EDIT:  it looks like the length and direction of the drag has no discernible effect on the appearance of the gradient.

----------


## ravells

Rob, for the life of me, I can't get that initial angular gradient fill you acheived. I'm not using Gimp, but photoshop and it's angular gradient gets me a result like this:

----------


## waldronate

What Photoshop calls an angular gradient is exactly that: a gradient where the intensity represents the angle around the center point. It's basically the other half of the 2D polar coordinate representation (radial gradient is the first).

  What GIMP is calling an "angular gradient" is what image processing folks would call an EDM (Euclidean distance metric) filter. It returns the distance from the edge of the shape.

  There are plugins for Photoshop that will do what GIMP does, but the ones that I could find all seem to be part of expensive image processing plugin suites.

  Wilbur will do this sort of thing (draw your selection, then use Select>>Modify>>Distance to calculate the gradient and Select>>Save Selection to save it as an image), but if you're going to involve an external tool you might as well just use GIMP.

----------


## ravells

Thanks a million Waldronate. This is an incredibly useful tool. I tried to replicate it using Drawplus (a Xara type vector drawing proggie) and posted a request on their BB, but no dice so far except for an approximate fix by making a smaller contour of the object and then feathering the result.

----------


## RobA

Yep.   Like Waldronate says.

In Gimp, what photoshop calls angular is called COnical (and there are two.. your example would be asymmetrical.  There si also symmetrical, which uses the gradient over 180 degrees and its mirror on the other half).

I was clear in one or two places, then started to shorthand.  The fill for the mountains was "Shaped (Angular)"  There is also "Shaped (Spherical)" and "Shaped (Dimpled)".  ALl three of these have the gradient painted perpendicular to the selection outline.

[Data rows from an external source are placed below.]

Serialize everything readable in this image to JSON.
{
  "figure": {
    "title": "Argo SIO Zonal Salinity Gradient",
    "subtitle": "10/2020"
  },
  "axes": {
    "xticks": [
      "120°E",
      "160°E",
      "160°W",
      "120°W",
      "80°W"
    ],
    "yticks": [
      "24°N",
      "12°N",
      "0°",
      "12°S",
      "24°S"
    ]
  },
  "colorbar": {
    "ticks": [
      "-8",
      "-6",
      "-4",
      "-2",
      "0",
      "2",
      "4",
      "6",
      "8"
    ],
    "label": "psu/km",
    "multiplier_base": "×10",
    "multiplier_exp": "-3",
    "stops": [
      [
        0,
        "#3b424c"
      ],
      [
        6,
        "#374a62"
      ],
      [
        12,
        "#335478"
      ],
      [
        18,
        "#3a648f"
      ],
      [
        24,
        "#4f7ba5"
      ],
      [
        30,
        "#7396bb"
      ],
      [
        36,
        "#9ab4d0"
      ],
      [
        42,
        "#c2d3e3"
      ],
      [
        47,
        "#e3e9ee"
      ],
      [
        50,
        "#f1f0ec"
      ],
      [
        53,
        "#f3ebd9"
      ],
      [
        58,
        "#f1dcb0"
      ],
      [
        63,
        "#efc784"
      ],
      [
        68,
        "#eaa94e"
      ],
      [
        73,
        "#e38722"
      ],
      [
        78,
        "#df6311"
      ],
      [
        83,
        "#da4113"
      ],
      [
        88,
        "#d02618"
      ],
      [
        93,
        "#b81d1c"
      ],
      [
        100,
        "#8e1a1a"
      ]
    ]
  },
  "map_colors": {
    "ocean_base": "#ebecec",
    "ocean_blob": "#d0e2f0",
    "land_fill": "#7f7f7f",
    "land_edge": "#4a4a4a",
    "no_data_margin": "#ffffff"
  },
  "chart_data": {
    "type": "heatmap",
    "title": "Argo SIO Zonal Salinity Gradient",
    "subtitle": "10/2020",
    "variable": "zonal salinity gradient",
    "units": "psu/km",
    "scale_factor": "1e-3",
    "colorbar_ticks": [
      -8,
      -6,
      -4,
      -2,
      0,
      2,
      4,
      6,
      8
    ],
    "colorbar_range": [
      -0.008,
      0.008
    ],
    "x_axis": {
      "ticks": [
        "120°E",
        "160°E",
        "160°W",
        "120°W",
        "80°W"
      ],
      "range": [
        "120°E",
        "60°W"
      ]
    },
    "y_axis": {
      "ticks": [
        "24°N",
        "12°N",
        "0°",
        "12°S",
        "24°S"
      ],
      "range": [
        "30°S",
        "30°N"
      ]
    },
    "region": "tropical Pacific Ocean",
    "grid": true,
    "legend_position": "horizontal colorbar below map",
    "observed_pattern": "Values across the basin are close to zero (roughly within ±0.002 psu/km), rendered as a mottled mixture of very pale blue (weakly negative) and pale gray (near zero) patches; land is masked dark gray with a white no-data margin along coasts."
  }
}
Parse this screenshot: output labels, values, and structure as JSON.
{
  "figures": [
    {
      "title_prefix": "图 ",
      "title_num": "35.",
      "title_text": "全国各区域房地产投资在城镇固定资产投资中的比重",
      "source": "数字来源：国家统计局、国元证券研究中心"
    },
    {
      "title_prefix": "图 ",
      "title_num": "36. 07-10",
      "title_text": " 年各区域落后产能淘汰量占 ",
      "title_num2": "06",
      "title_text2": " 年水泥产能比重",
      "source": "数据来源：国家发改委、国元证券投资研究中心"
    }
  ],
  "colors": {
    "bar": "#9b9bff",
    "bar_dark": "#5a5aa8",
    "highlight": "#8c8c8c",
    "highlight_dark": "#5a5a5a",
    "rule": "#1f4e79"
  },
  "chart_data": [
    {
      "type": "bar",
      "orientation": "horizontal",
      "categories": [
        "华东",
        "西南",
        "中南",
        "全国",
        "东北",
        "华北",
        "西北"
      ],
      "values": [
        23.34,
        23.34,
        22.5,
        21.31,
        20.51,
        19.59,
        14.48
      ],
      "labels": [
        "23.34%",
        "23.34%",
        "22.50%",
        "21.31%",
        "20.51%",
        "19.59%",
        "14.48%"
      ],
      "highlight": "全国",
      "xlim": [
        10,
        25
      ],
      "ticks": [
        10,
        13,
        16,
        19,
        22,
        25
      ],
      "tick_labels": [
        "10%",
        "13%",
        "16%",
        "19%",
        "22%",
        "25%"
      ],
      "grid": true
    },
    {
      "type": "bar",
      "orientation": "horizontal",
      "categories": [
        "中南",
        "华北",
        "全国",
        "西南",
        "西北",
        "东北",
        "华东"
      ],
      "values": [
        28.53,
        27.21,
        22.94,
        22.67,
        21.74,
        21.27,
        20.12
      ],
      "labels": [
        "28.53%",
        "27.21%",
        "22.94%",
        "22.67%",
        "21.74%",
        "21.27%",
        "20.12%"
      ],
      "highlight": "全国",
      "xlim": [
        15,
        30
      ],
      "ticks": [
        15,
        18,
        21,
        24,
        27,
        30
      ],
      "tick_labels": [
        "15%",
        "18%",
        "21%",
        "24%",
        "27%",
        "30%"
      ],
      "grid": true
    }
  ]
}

A way that mmight work to manually do it in PS (at least in greyscale) would be to determine the maximum distance across the selection (perpendicular) call it D.  Start with a black background, set paint to white with an opacity of 1.

Shrink the selection by (D/255) and fill the selection... repeat until no selection left....

Try it as an action....
-Rob A>

----------


## su_liam

Nice. Very useful now. I've been playing with a little java app that does the distance filter thing. I'll rep you if it lets me.  :Smile: 

edit:
Yay. It let me.

I'd move over to gimp altogether except for three things:
a)8-bit. I work a lot with 16-bit greyscale. I'd rather have double-precision float, but hey, reality.
b)Pen support. I can use my pen and tablet with gimp, but I can't get pressure sensitivity to work. This may be an issue with Apple's implementation of X11, but that's what I have...
c)Photoshop's more sophisticated brush attributes.
d)I know enough about Photoshop to make it dance. Learning curve _is_ an issue.
e)Large-window greyscale erode and dilate. Only works on selections and they call it Grow and Shrink or some such, but a radius 3 Shrink is the same as a 7x7 dilate. Gimp only has 3x3 erode and dilate filters. Prettier, ultimately, but slower.

Hmm... I guess that works out to five.

----------


## RobA

And gimp also has:

Mathmap and Gluas to write your own (albeit slow running) filters!

-Rob A>

----------


## Steel General

Where does one find the "Grungy Brush"?

----------


## RobA

> Where does one find the "Grungy Brush"?


Try DeviantArt (link is to grunge brush search results.

-Rob A>

----------


## Ascension

Crikey! 4,500+ grunge brushes....I only use about a dozen total.  Guess it's time to expand my toolbox.

----------


## RobA

Just can't have enough grunge  :Razz: 

-Rob A>

----------


## bryguy

Hey sorry for bumping this, but I have some questions for how you do some of the things....


oh and I found this while searching through the tutorials for how to make mountains, and so far this is most like the type i need to create.


so basically, I keep getting as far as the part where I need to greyscale the copy of the mountain for bump mapping it. Each time I try to greyscale the layer, it keeps happening to the entire image! and then, how do I stretch the contrast from black to white as you said I need to? and what about the "grunge" brush, which brush is it, or how do i get one?

----------


## nolgroth

@bryguy 
Are you using layers?  Usually when you are working on a specific layer, it doesn't change the whole image.  And if you still have the mountain range selected, it should just apply any changes to the selection anyways.  Weird.

----------


## RobA

@bryguy-

Don't use *image->mode->grayscale*

Use *colours->desaturate*

Then use *colours->auto->stretch contrast*  (you might have to apply a small 1-2 px blur at that point if the histogram has too many gaps and looks like a comb) otherwise you will see banding when you bump map.

And re:grunge brush... I can't remember how it fit into this conversation  :Frown:   Sorry  :Razz: 

-Rob A>

----------


## bryguy

ok thanks  :Smile: 


lol and i just asked about the grunge brush cause i saw someone mention it...


edit: 


> @bryguy 
> Are you using layers? Usually when you are working on a specific layer, it doesn't change the whole image. And if you still have the mountain range selected, it should just apply any changes to the selection anyways. Weird.


yea im using layers, and i had it selected, but apparently i was doing the wrong thing

----------


## nolgroth

And now you see why RobA is the resident guru.  I never considered you were changing the image to Greyscale.   :Embarassed:

----------


## fantomx11

Sorry for the necro, but I just wanted to add that this worked great. To get slightly more aesthetically pleasing results, I skipped the blur step and ran the smudge tool back and forth along each side of the ridge, and then along the ridge itself before doing the bump map.

----------